多くの作者が書いて、編集されて、印刷されて、並べられて、宣伝されて、読まれる:
本への関わり方は一つじゃない。
各プロフェッショナルの仕事を想像して面食らった。
「世の中にある一流のもので、数百円で手に入るのは本だけだ。」という田中慎弥さんの言葉が思い返される。
全員が一流の仕事をして、読む人の手に届く。奇跡みたいに美化してその事実を受け止めようとする。
その1作は刷数を売り切るために5000部程度になるのも普通。
少ないようにうっすら思ってしまう数字感覚のなさ。「お菓子や食べ物を5000個売った」の感覚で考えてしまうから。1日で5000個売ろうと思うと、8時間労働と考えて1時間で625個、1分で10個売る必要がある。1個あたり100円の利益が乗れば50万円の利益。自営業なら1ヶ月で達成できれば御の字か。166個/日、8個/時間、無休だけどね。
売り切って、話題になって重版されて、また売れる。

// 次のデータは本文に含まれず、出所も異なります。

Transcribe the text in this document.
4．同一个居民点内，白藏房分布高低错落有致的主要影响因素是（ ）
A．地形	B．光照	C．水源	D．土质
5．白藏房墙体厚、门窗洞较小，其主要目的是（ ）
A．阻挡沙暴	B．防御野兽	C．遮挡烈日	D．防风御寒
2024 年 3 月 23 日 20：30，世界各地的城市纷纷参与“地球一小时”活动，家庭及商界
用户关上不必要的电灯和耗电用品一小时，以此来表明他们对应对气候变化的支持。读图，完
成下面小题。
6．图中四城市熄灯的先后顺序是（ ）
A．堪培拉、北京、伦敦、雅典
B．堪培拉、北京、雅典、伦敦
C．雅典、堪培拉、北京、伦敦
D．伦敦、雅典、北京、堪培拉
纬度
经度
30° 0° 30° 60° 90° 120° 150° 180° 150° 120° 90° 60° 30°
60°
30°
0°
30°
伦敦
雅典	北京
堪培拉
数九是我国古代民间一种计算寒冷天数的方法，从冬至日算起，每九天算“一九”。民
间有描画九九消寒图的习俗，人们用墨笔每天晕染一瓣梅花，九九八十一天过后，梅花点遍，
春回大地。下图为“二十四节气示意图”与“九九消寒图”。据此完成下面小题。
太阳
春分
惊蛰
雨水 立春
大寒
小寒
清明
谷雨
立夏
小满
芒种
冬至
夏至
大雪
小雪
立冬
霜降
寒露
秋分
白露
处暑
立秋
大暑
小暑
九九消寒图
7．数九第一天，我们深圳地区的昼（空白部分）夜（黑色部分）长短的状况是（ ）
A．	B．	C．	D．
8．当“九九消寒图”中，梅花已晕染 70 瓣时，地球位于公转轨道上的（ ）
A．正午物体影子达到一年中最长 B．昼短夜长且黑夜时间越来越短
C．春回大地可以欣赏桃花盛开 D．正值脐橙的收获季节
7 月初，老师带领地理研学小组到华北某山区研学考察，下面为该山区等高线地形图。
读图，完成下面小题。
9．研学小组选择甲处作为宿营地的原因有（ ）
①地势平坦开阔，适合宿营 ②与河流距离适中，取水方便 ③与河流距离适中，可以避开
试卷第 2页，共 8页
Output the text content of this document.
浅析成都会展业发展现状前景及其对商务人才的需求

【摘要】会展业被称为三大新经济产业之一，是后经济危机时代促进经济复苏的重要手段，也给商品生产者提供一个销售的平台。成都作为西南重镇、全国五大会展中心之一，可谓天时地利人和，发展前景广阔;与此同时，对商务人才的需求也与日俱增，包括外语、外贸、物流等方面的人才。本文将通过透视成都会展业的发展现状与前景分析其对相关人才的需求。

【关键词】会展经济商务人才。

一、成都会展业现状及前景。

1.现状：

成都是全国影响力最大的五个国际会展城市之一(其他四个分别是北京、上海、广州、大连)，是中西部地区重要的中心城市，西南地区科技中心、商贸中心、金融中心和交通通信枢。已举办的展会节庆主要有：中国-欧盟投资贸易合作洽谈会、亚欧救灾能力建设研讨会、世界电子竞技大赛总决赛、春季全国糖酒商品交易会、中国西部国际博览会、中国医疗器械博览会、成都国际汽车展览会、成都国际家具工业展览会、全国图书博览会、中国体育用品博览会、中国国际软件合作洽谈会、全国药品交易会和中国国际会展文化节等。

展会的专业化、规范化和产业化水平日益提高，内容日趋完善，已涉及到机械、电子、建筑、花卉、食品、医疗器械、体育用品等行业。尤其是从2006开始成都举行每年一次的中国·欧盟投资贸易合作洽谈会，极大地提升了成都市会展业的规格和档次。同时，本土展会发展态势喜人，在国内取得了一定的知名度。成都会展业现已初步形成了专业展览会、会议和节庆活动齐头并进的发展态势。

その繰り返しを幾通りも行うことがプロフェッショナルの仕事。
本が人生を変える素敵な役割に目が奪われるけれど、地道な作業の積み重ね。
しかも斜陽産業と言われ、ピークの70%まで市場は落ち込んでいる。斜陽といっても本の魅力がなくなった訳ではない。本以外の選択肢が増えて、安くアクセスできるようになったのだ。本の魅力が消えたわけじゃなく、むしろその価値が見直される今だからこそ本の業界を支える人がいて書く人がいる。そのおかげで僕たちは本を読める。
この選択肢の多さを豊かさと呼ばずなんと呼ぼうか。